The crypto market witnessed one of its most brutal wipeouts this year as rising geopolitical tensions in the Middle East triggered a massive sell-off, wiping out over $1.14 billion in positions within a single day.
According to data from Coinglass, nearly 91% of these liquidations were long positions, indicating widespread optimism that was abruptly crushed by sudden market volatility. The events unfolded as Bitcoin fell sharply from a local high of $108,000 to as low as $103,000, following Israeli airstrikes across Iran.
This sharp correction left hundreds of thousands of traders exposed—and many wrecked.
Leading the carnage was Binance, the world’s largest cryptocurrency exchange, which saw $456 million in liquidations. The largest individual loss was a jaw-dropping $201 million BTC/USDT position, highlighting how leveraged bets on major cryptocurrencies can quickly implode during unpredictable geopolitical moments.
Trailing closely behind were Bybit with $372 million and OKX with $126 million in liquidations, as the selling spread rapidly across major platforms.
The liquidation wave hit Bitcoin and Ethereum hardest, erasing $444 million and $291 million, respectively. These two assets have long been considered the core of any crypto portfolio, but the recent correction shows even the most established digital currencies are far from immune to external shocks.
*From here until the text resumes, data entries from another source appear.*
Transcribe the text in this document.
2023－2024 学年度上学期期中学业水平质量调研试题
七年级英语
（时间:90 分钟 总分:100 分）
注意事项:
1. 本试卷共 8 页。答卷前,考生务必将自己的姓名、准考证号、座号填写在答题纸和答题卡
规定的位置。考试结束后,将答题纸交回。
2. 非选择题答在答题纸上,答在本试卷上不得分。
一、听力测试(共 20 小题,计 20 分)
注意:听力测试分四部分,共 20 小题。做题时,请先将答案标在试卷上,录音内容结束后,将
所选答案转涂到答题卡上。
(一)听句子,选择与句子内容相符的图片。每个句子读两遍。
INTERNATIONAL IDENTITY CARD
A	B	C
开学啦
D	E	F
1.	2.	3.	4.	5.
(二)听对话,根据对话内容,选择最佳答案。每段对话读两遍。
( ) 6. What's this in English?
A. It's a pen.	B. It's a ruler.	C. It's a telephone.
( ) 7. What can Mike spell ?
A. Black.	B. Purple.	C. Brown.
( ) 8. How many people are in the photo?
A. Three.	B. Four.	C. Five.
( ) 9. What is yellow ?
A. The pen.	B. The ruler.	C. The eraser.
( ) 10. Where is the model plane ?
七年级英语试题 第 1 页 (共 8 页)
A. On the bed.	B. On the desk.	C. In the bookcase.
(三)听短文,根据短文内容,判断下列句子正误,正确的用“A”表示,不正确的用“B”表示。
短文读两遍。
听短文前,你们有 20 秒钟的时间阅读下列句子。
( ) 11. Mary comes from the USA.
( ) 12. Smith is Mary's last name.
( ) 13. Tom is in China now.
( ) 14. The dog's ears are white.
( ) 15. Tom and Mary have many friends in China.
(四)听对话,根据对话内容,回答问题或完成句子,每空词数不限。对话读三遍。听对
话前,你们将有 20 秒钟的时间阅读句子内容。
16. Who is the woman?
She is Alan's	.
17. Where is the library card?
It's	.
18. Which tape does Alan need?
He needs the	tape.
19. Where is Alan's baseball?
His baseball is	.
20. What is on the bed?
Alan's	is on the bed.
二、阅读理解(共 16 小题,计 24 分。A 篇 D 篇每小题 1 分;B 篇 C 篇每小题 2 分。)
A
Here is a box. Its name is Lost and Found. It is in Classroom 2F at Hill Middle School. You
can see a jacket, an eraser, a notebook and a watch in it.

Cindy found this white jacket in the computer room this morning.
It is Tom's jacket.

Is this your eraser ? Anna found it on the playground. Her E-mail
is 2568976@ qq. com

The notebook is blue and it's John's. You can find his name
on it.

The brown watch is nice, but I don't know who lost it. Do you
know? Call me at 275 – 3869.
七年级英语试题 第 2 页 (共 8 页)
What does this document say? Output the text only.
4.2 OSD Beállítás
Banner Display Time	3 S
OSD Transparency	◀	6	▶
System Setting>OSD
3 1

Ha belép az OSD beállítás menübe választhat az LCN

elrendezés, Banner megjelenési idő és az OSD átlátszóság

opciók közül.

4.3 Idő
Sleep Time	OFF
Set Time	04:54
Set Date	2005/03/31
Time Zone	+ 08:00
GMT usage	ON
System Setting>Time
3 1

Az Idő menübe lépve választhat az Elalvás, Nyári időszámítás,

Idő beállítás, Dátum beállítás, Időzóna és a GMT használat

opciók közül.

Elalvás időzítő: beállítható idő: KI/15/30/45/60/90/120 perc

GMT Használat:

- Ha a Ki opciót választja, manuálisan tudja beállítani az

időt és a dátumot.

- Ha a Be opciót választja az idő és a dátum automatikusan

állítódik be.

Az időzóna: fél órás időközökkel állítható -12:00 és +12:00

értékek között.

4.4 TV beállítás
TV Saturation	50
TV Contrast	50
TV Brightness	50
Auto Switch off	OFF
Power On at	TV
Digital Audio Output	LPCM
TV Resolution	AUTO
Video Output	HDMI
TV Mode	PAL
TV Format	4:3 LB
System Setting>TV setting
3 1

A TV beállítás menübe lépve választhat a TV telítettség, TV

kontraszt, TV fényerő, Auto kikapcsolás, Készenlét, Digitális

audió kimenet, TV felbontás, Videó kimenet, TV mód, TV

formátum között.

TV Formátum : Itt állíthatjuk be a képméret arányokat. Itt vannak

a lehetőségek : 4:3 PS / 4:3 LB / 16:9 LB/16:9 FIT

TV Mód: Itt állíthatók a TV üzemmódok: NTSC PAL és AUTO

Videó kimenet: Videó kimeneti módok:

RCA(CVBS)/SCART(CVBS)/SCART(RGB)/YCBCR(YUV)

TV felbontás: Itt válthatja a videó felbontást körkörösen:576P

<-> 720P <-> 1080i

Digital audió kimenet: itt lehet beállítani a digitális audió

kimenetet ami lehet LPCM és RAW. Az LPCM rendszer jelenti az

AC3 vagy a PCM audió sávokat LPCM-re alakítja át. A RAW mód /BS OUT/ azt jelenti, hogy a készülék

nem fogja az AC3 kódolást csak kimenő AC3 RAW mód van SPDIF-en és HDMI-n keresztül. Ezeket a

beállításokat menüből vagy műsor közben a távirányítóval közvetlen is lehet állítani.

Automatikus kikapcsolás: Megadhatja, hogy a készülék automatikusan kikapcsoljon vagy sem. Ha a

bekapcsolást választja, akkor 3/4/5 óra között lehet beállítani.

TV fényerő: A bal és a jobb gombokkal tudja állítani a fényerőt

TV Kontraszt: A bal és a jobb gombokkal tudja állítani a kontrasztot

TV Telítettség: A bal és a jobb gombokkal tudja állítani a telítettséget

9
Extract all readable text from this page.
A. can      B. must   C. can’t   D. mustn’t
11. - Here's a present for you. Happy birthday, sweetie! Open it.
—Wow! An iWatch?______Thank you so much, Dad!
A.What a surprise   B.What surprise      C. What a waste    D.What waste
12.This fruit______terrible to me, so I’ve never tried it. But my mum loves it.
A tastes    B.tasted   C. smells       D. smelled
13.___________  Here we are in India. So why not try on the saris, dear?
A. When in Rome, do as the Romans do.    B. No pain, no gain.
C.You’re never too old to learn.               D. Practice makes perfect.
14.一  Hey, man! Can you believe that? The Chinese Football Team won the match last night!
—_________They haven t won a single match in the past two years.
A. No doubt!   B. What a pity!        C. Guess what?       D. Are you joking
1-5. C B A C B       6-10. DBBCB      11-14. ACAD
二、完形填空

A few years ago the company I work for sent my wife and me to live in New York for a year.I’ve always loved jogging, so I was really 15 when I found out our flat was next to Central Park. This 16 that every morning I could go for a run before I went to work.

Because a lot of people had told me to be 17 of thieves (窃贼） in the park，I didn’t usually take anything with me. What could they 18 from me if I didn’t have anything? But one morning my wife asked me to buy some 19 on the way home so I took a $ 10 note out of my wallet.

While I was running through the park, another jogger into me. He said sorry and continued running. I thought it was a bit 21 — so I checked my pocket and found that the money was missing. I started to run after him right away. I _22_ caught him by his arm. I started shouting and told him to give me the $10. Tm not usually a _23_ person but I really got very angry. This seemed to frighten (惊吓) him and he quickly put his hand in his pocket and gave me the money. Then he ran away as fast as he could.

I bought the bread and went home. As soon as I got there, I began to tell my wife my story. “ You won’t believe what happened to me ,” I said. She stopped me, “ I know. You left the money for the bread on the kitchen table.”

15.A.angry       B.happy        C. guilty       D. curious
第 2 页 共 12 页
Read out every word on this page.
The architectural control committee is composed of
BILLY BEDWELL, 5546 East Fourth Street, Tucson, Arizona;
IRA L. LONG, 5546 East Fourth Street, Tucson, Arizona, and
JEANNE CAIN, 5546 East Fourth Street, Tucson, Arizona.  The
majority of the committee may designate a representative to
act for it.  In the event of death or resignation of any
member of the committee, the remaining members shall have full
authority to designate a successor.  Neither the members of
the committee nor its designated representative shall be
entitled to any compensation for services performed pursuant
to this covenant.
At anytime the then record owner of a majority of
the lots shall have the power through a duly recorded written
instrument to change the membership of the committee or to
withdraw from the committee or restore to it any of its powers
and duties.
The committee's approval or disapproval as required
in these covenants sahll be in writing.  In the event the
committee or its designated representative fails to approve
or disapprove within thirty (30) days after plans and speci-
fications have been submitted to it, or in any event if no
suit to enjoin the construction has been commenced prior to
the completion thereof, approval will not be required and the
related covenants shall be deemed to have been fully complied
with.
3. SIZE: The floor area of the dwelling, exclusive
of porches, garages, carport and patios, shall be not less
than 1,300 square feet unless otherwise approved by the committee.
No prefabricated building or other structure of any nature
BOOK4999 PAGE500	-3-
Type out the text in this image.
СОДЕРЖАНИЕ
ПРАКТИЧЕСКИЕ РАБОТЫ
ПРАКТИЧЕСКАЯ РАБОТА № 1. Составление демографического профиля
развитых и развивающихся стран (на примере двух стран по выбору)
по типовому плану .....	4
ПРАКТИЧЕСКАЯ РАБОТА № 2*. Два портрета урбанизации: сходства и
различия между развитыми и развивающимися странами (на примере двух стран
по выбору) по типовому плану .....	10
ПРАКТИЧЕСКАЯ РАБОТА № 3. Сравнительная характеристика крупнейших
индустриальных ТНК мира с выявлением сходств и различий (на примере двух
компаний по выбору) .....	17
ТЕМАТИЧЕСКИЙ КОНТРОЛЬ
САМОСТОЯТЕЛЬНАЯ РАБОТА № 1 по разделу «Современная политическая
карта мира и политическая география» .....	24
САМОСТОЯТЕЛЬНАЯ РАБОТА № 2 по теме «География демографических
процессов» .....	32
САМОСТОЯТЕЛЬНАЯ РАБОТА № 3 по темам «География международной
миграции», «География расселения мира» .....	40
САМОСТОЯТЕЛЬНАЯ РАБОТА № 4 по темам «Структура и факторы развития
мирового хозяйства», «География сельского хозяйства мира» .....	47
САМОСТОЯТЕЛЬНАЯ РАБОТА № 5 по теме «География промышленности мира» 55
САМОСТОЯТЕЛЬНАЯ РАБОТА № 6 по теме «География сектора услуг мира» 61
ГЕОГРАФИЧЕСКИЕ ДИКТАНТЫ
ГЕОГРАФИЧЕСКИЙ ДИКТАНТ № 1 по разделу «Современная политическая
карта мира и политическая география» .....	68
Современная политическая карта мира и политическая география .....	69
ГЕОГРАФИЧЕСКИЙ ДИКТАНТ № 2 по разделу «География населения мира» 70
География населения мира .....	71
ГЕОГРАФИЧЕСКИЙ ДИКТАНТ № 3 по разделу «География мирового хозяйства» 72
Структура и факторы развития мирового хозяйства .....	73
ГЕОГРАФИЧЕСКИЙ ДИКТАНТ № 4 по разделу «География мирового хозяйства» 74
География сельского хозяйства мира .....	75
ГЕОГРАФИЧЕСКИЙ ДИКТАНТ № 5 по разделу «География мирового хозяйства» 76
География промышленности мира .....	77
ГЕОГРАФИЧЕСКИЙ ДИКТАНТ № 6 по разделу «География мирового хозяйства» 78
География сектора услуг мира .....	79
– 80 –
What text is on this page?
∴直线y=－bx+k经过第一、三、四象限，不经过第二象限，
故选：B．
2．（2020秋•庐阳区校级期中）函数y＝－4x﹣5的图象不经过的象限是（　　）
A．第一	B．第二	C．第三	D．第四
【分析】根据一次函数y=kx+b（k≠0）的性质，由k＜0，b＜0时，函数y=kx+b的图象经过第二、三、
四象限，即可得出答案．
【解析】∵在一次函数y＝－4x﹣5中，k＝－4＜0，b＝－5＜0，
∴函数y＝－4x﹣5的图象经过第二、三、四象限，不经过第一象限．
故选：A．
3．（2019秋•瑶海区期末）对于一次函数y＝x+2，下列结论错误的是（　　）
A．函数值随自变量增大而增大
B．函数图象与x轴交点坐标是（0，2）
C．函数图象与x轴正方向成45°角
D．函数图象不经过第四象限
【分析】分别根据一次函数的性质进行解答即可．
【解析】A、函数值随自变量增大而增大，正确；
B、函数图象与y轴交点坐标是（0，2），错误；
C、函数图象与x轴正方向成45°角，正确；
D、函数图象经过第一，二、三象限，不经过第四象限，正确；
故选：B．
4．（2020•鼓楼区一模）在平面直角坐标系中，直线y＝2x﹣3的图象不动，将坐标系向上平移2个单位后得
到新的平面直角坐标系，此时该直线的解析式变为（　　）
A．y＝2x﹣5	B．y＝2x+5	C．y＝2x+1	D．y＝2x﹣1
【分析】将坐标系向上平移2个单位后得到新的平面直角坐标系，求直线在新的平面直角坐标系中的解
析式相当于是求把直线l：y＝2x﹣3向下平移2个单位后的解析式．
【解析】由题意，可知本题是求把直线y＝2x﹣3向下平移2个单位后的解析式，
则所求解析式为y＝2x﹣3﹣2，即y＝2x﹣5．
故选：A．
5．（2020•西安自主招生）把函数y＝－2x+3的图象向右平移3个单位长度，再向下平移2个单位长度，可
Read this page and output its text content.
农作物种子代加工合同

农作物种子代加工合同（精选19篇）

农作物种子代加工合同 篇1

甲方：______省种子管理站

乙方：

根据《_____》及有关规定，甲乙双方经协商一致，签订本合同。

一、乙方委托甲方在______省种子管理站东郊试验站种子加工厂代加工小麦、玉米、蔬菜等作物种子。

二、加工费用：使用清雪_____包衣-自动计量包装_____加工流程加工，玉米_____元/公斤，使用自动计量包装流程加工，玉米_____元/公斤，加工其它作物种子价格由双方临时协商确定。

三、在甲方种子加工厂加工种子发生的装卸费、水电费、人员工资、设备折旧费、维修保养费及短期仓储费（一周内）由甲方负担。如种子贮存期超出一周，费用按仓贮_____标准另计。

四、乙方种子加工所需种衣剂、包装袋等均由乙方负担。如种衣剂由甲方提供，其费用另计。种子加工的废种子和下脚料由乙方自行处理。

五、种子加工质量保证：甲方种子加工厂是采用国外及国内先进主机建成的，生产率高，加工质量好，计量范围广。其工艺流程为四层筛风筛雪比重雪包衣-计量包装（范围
This event underscores a key theme: Crypto is still a high-risk asset class, particularly vulnerable to macro and political developments. Bitcoin, often pitched as a “digital safe haven,” behaved more like a risk asset this time around.
The liquidation cascade followed Israel’s start of “Operation Rising Lion”, targeting critical Iranian military and nuclear infrastructure. Reports confirmed the bombing of the Natanz nuclear facility, and the deaths of several high-ranking Iranian military officials, including a prominent nuclear scientist.
The International Atomic Energy Agency (IAEA) is currently assessing the impact, with special attention to radiation risks and inspector safety. Meanwhile, Israel declared a state of emergency, and markets are bracing for a potential Iranian retaliation, which could destabilize oil supplies in the region.
Despite long-standing narratives positioning Bitcoin as an inflation hedge or geopolitical hedge, the recent crash reaffirms that Bitcoin remains deeply tied to traditional financial sentiment. As global markets panicked, investors rushed to reduce risk, and Bitcoin followed stocks and commodities in a synchronized downturn.
Interestingly, while gold saw a slight rise and oil prices surged over 10% due to supply fears, Bitcoin sold off, proving once again that during market-wide stress, crypto tends to be among the first assets dumped.
Over 246,000 traders were liquidated in the past 24 hours, highlighting how heavily leveraged crypto markets remain, even after recent regulatory crackdowns. Many of these traders were holding long positions in anticipation of a sustained Bitcoin rally above $110,000.
However, the sudden geopolitical shock threw those predictions out the window.
This liquidation wave serves as a harsh reminder: while upside potential in crypto can be explosive, downside risk is just as swift—and often far more devastating for traders using leverage.
Market analysts are now closely watching for further escalation in the Middle East, as any retaliation from Iran could deepen global financial instability. For crypto markets, more downside volatility is expected if tensions worsen.
However, some traders see the dip as a buying opportunity, betting that the Bitcoin correction is temporary and that geopolitical concerns may eventually strengthen the argument for decentralized, borderless assets.
But until stability returns, volatility is likely to dominate.
This week’s crypto liquidation event is one of the largest of 2025 so far. While it was triggered by war-related news, it exposed much deeper concerns about crypto’s vulnerability to macro risk and the dangers of over-leveraged trading.
With Bitcoin falling sharply, Ethereum struggling, and Binance leading billions in losses, traders are being forced to rethink their risk appetite—especially in uncertain global conditions.
Whether crypto recovers quickly or remains volatile will likely depend not just on charts, but on political developments far from the blockchain.